Single-influenza-virion detections using a solid-state nanopore. (a) Schematic illustration depicting nanopore measurements. Individual influenza virions in chorioallantoic fluid were passed through a Si₃N₄ nanopore via electrophoresis under the applied voltage V_b and associated resistive pulses were recorded by tracing a temporal change in the cross-membrane ionic current I_ion. (b) Influenza virion consisting of a spherical capsid covered with envelope and protein spikes such as haemagglutinin and neuraminidase protruding from the surface. This figure was created using the protein structure of the haemagglutinin (https://www.rcsb.org/structure/1ru7) and neuraminidase (https://www.rcsb.org/structure/5hun) from the Research Collaboratory for Structural Bioinformatics (RCSB) Protein Data Bank (PDB) website. (c) Three types of influenza viruses employed for nanopore sensing (Top: A(H1N1); middle: B; bottom: A(H3N2)).

Figure 2

Virion-derived resistive pulses. (a) Ionic current (I_ion) traces recorded in chorioallantoic fluid containing A(H1N1) (red), A(H3N2) (green), or B (blue) using 300 nm-sized Si₃N₄ nanopore under the bias dc voltage V_b = +0.1 V. Each spike-like I_ion change signifies electrophoretic translocation of single-virion through the pore channel. (b) A magnified view of a resistive pulse. The open pore current is offset to zero. Insets describe the viral motion upon transit through the conduit. Contaminants in the chorioallantoic solution depicted as transparent particles are repelled from the nanopore via electroosmotic flow during the virus sensing under the applied positive voltage.

Figure 3

Machine learning based single-pulse identifications. (a) Resistive pulse features used for single-virus discriminations. (b) F-measure score, F_meas, deduced for cases of distinguishing A(H1N1) and B (top); A(H1N1) and A(H3N2) (middle); and A(H3N2) and B (bottom).

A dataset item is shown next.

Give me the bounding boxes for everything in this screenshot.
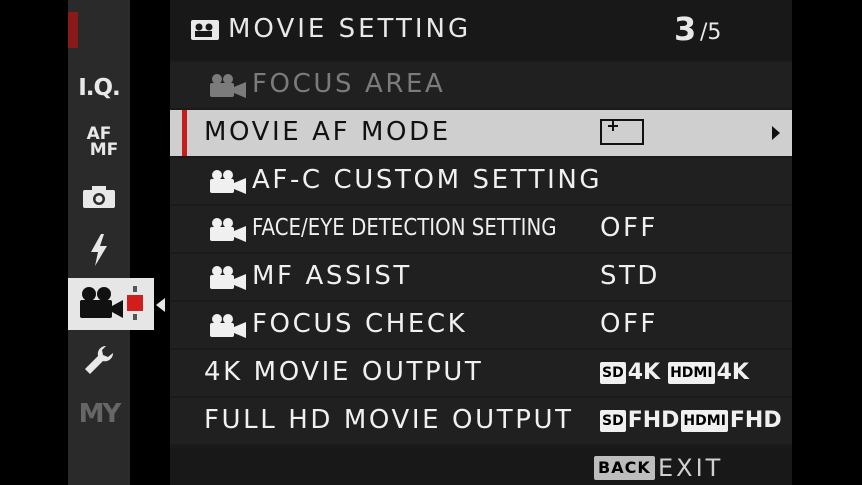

The distributions are constructed with 4260 F_meas data output by 71 classifiers and 60 feature vectors utilized in the single-pulse analysis. (c) The highest F_meas, F_max. (d) Dependence of the influenza type discriminability P_s on the number of detected virions n. Color coding is the same as that in (c).

Figure 4

Dissecting resistive-pulses to elucidate physical features of single-viruses. Recall P_rec to discriminate A(H1N1) and A(H3N2) (red) or A(H1N1) and B (blue) plotted as a function of the feature parameters. Each feature reflects distinct physical characteristics of single-virus translocated through a nanopore, i.e. the translocation dynamics (yellow), the size (orange), and the shape (pink). The higher P_rec with the dynamics-reflecting features suggests that the machine learning algorithm discriminated influenza types according to a difference in their surface charge densities rather than the morphologies.